Re: [elixir-core:11447] [Proposal] Overload capture operator to support tagged variable captures

Austin Ziegler Wed, 28 Jun 2023 20:16:15 -0700

On Wed, Jun 28, 2023 at 8:41 PM Paul Schoenfelder <
paulschoenfel...@fastmail.com> wrote:


> I have an almost visceral reaction to the use of capture syntax for this
> though, and I don’t believe any of the languages you mentioned that support
> field punning do so in this fashion. They all use a similar intuitive
> syntax where the variable matches the field name, and they don’t make any
> effort to support string keys.
>

JavaScript *only* supports string keys. Ruby’s pattern matching which can
lead to field punning only supports symbol keys, but since ~2.2 Ruby can
garbage collect symbols, making it *somewhat* less dangerous to do
`JSON.parse!(data, keys: :symbol)` than it was previously.
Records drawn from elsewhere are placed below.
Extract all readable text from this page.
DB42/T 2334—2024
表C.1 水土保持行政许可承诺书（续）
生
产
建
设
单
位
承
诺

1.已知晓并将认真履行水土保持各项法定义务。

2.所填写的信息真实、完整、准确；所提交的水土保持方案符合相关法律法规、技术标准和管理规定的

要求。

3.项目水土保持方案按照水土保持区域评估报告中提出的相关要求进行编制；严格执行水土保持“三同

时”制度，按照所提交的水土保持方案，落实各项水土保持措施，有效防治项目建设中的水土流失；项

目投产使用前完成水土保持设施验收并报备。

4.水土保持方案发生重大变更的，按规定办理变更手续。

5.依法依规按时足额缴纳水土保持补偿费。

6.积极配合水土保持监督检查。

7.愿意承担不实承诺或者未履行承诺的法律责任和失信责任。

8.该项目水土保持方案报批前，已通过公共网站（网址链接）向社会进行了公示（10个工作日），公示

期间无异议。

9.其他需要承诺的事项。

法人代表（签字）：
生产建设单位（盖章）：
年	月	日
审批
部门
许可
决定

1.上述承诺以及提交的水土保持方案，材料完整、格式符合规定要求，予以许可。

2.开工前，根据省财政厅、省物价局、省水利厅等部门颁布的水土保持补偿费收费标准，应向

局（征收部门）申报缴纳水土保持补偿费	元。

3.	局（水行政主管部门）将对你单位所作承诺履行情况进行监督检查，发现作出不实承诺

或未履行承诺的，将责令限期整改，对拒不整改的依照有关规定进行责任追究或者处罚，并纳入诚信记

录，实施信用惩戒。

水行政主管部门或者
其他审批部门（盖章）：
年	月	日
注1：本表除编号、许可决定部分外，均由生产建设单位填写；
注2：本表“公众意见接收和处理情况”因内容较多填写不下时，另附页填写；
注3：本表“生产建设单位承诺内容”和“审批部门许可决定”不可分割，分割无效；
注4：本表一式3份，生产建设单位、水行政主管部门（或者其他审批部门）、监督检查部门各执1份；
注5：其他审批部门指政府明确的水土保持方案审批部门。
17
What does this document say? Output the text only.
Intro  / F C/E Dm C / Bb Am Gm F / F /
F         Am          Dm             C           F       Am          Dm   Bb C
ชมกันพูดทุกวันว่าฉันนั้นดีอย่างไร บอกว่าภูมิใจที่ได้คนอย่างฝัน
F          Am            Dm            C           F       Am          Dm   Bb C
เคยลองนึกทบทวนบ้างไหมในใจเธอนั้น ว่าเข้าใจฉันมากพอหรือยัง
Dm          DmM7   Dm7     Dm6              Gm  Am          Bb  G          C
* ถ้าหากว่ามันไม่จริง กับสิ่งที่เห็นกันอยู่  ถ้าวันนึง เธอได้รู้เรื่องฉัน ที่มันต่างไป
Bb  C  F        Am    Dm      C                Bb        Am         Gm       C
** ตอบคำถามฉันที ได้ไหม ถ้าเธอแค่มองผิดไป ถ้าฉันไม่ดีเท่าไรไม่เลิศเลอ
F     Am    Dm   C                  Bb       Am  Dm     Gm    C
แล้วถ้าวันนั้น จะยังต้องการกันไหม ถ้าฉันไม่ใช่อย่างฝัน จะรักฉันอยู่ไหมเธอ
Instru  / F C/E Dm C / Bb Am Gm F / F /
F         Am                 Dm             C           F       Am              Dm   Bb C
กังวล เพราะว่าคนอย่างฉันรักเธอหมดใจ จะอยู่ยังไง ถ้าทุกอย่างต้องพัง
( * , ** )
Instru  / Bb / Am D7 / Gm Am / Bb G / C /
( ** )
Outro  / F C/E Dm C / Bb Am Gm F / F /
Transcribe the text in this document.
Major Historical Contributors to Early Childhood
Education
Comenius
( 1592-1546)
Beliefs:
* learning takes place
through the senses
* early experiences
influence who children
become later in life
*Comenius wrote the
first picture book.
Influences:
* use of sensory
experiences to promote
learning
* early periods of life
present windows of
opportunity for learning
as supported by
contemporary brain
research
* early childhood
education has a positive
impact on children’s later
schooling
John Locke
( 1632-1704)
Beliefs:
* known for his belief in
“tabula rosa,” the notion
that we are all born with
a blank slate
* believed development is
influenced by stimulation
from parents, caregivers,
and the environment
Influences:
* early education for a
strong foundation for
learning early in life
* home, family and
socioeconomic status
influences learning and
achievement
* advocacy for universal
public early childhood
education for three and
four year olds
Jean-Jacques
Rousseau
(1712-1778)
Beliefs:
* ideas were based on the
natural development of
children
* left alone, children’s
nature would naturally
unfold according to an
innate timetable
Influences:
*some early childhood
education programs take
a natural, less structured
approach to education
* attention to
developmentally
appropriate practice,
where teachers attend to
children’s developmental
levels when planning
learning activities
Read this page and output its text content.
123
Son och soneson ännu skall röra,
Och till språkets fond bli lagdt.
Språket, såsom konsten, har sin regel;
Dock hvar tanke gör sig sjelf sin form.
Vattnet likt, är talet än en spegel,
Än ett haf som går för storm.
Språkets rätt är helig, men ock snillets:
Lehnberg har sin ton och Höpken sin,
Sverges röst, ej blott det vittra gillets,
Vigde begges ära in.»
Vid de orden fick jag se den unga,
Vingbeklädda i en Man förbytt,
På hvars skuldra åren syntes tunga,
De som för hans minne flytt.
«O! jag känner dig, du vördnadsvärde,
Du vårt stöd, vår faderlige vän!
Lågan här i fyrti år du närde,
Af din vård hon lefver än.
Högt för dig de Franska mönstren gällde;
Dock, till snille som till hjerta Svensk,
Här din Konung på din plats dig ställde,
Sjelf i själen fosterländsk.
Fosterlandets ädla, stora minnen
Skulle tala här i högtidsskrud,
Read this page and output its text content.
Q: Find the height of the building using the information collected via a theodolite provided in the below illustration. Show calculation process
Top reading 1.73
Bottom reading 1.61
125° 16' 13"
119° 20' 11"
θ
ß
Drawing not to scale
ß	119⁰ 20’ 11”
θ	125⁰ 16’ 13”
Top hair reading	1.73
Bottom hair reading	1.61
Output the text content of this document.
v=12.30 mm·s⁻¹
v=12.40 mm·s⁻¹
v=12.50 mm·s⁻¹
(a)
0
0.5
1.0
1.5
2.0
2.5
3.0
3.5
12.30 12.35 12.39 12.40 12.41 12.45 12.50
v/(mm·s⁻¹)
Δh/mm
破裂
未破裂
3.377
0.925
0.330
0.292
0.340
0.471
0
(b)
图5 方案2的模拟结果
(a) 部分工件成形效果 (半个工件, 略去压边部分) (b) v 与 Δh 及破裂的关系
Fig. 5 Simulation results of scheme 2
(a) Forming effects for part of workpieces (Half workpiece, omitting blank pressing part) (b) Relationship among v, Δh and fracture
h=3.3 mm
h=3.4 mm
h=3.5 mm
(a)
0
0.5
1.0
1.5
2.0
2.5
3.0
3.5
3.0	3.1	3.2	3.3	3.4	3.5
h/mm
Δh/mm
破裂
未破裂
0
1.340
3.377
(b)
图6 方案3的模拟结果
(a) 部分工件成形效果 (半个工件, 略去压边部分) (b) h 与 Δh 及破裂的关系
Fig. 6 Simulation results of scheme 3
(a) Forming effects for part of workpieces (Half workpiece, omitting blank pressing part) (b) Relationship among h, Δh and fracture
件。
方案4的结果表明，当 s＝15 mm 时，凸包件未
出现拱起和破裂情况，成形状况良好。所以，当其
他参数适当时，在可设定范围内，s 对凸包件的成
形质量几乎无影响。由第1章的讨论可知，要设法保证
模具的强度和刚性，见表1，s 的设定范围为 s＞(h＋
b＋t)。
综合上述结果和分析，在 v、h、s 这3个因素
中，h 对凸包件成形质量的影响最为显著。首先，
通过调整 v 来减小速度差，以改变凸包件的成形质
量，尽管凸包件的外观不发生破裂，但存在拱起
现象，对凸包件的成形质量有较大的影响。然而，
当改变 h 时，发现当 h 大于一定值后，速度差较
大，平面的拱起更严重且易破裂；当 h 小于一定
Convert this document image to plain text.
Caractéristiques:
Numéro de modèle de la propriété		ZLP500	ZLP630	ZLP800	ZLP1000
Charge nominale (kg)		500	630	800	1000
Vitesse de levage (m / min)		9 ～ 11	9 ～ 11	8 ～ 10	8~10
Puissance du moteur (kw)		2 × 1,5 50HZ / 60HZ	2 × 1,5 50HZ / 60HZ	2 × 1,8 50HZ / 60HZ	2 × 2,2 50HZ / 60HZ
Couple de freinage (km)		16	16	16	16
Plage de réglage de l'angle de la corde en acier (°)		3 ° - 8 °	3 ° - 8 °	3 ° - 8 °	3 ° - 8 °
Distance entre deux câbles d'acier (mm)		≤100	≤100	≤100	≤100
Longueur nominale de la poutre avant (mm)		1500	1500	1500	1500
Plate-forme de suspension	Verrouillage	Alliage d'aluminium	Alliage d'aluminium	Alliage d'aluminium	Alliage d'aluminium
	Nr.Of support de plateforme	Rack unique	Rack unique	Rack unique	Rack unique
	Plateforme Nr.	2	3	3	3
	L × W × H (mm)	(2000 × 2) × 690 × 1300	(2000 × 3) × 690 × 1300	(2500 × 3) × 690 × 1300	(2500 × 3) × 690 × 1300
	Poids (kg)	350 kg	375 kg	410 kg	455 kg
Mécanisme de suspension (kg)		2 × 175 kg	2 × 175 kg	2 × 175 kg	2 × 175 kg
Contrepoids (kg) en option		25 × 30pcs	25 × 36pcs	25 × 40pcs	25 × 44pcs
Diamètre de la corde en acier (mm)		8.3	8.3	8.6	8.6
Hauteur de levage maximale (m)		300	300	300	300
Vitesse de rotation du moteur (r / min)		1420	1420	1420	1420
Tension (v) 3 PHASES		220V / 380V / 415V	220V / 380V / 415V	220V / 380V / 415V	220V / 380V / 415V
As far as I know, the BEAM does not do any atom garbage collection, and
supporting *only* symbols will lead to a greater chance of atom exhaustion
because a non-flagged mechanism here that only works on atom keys will lead
to `Jason.parse(data, keys: :atom)` (and not `Jason.parse(data, keys:
:atom!)`). I do not think that any destructuring syntax which works on maps
with symbol keys but not string keys will be acceptable, although if it is
constrained to *only* work on structs, then it does not matter (as that is
the same restriction that it appears that OCaml and Haskell have).

I think that either `&:key` / `&"key"` or `$:key` / `$"key"` will work very
nicely for this feature, although it would be nice to have `&key:` or
`$key:` work the same as the former version. Alternatively, the `$` symbol
could be used at the beginning of the data structure to indicate that it is
performing capture destructuring (e.g., `$%{key1:, key2:}` or `$%{"key1",
"key2"}`, but then it starts feeling a little more line-noisy.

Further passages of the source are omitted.